I was not kidding about the Martha Stewart hat, which may I mention, followed me everywhere throughout the entire trip. I felt like an American tourist in the tea gardens of Puli. I wanted to soak all the excitement in; similar to how it feels when you first enter a new museum and you want to learn everything about a particular exhibit… in one hour!
As we entered the gardens, the first thing I received was my own hat and basket. “You have a long day ahead,” said Rebecca to me with a laugh as she pointed us to the bushes. Floral ladies everywhere, with small razors at the tip of their index fingers surrounded us, quickly picking the best leaves possible in their designated sections.
These ladies are quick. I mean less than 5 seconds a “proper” leaf-kind-of quick. I made my way into the bushes and started picking.
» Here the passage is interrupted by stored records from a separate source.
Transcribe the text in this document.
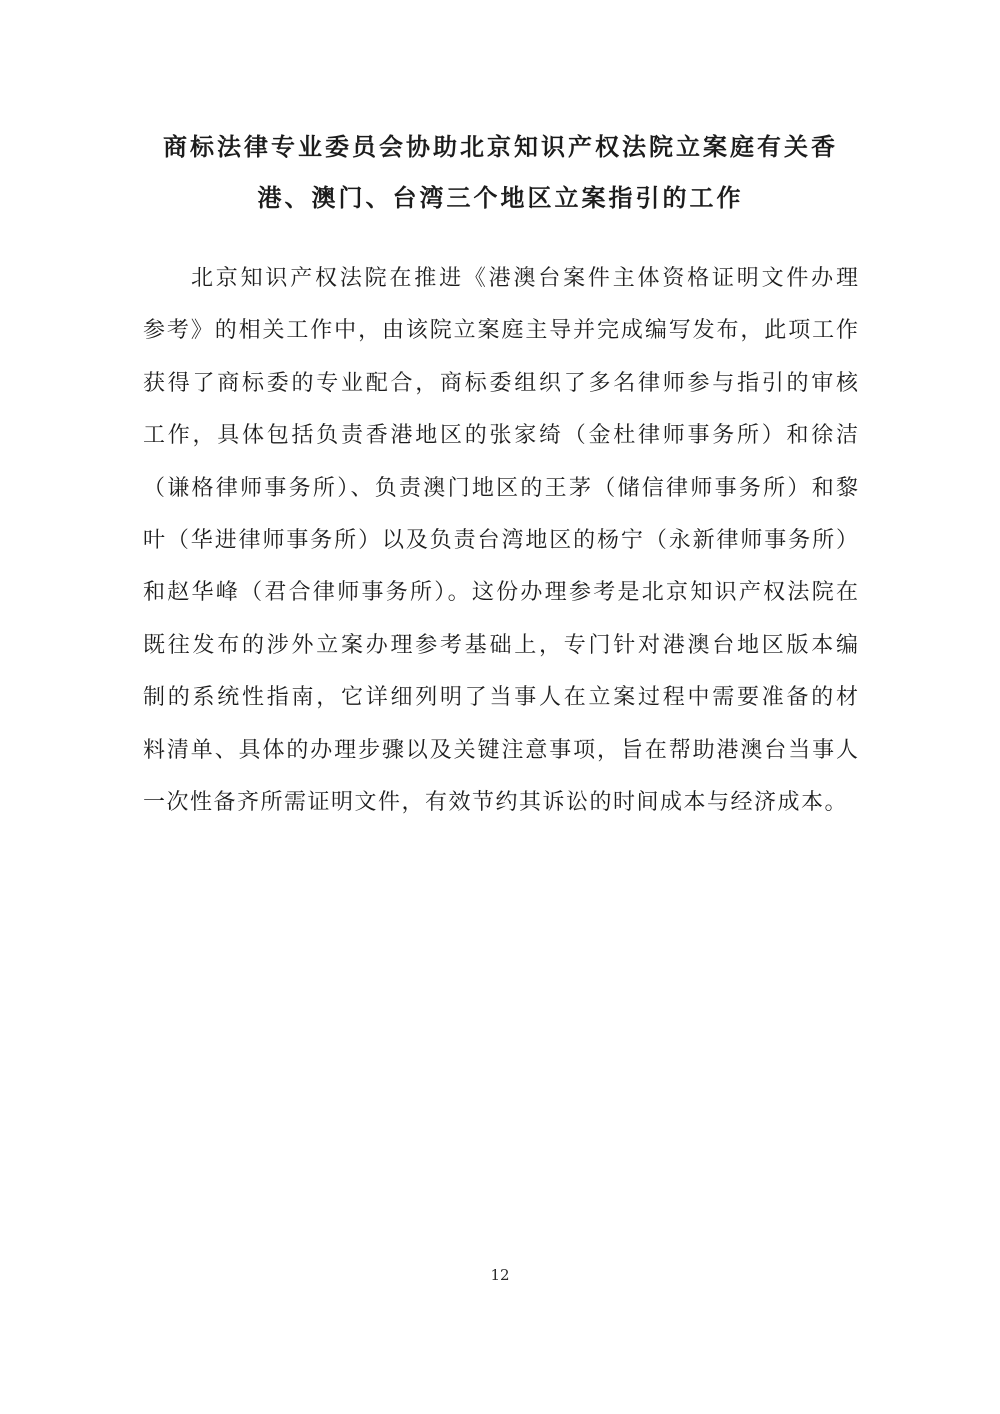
商标法律专业委员会协助北京知识产权法院立案庭有关香
港、澳门、台湾三个地区立案指引的工作
北京知识产权法院在推进《港澳台案件主体资格证明文件办理
参考》的相关工作中，由该院立案庭主导并完成编写发布，此项工作
获得了商标委的专业配合，商标委组织了多名律师参与指引的审核
工作，具体包括负责香港地区的张家绮（金杜律师事务所）和徐洁
（谦格律师事务所）、负责澳门地区的王茅（储信律师事务所）和黎
叶（华进律师事务所）以及负责台湾地区的杨宁（永新律师事务所）
和赵华峰（君合律师事务所）。这份办理参考是北京知识产权法院在
既往发布的涉外立案办理参考基础上，专门针对港澳台地区版本编
制的系统性指南，它详细列明了当事人在立案过程中需要准备的材
料清单、具体的办理步骤以及关键注意事项，旨在帮助港澳台当事人
一次性备齐所需证明文件，有效节约其诉讼的时间成本与经济成本。
12
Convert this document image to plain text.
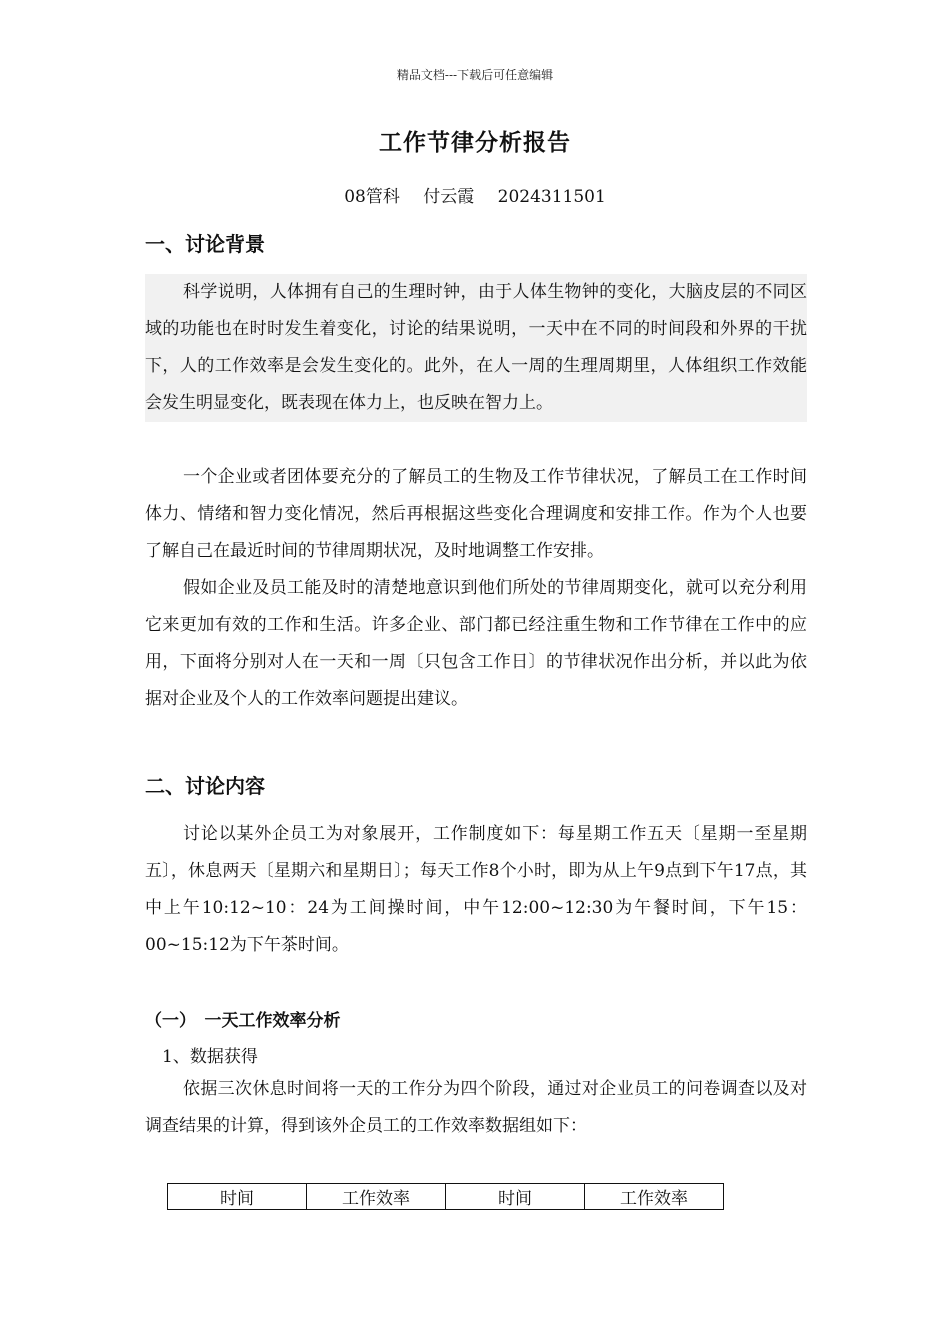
精品文档---下载后可任意编辑
工作节律分析报告
08管科 付云霞 2024311501
一、讨论背景

科学说明，人体拥有自己的生理时钟，由于人体生物钟的变化，大脑皮层的不同区域的功能也在时时发生着变化，讨论的结果说明，一天中在不同的时间段和外界的干扰下，人的工作效率是会发生变化的。此外，在人一周的生理周期里，人体组织工作效能会发生明显变化，既表现在体力上，也反映在智力上。

一个企业或者团体要充分的了解员工的生物及工作节律状况，了解员工在工作时间体力、情绪和智力变化情况，然后再根据这些变化合理调度和安排工作。作为个人也要了解自己在最近时间的节律周期状况，及时地调整工作安排。

假如企业及员工能及时的清楚地意识到他们所处的节律周期变化，就可以充分利用它来更加有效的工作和生活。许多企业、部门都已经注重生物和工作节律在工作中的应用，下面将分别对人在一天和一周〔只包含工作日〕的节律状况作出分析，并以此为依据对企业及个人的工作效率问题提出建议。

二、讨论内容

讨论以某外企员工为对象展开，工作制度如下：每星期工作五天〔星期一至星期五〕，休息两天〔星期六和星期日〕；每天工作8个小时，即为从上午9点到下午17点，其中上午10:12~10：24为工间操时间，中午12:00~12:30为午餐时间，下午15：00~15:12为下午茶时间。

（一）　一天工作效率分析
1、数据获得

依据三次休息时间将一天的工作分为四个阶段，通过对企业员工的问卷调查以及对调查结果的计算，得到该外企员工的工作效率数据组如下：

时间	工作效率	时间	工作效率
I was quickly scolded by one of the only men in the circle, who mentioned to me in Chinese
(Rebecca had to translate) that I was picking them incorrectly. According to Mr. Chen and this man, the proper way to pick leaves is to get them at the edge where the stem meets the leaf and trim them.
It’s important to pick two leafs and a bud. The typhoon had caused the leaves to grow increasingly, and essentially damaged them. This made it more challenging to find a healthy leaf. We spent what seemed liked an entire afternoon picking leaves from one garden to another with these women, as we clicked away at our cameras in the heat.
After we picked the leaves, we went to Mr.Chen’s small factory by the gardens to process the leaves. We set them out on the floor near a mesh netted area where the leaves were left to wither and dry. Ah, the smell of fresh tea leaves. After the leaves dry, we transported them inside the factory where we sorted them and put them on bamboo racks to dry for 20 hours. To think the process it takes to make tea. We wanted to stay awake and anticipate the 20-hour drying period, but we decided to call it a day.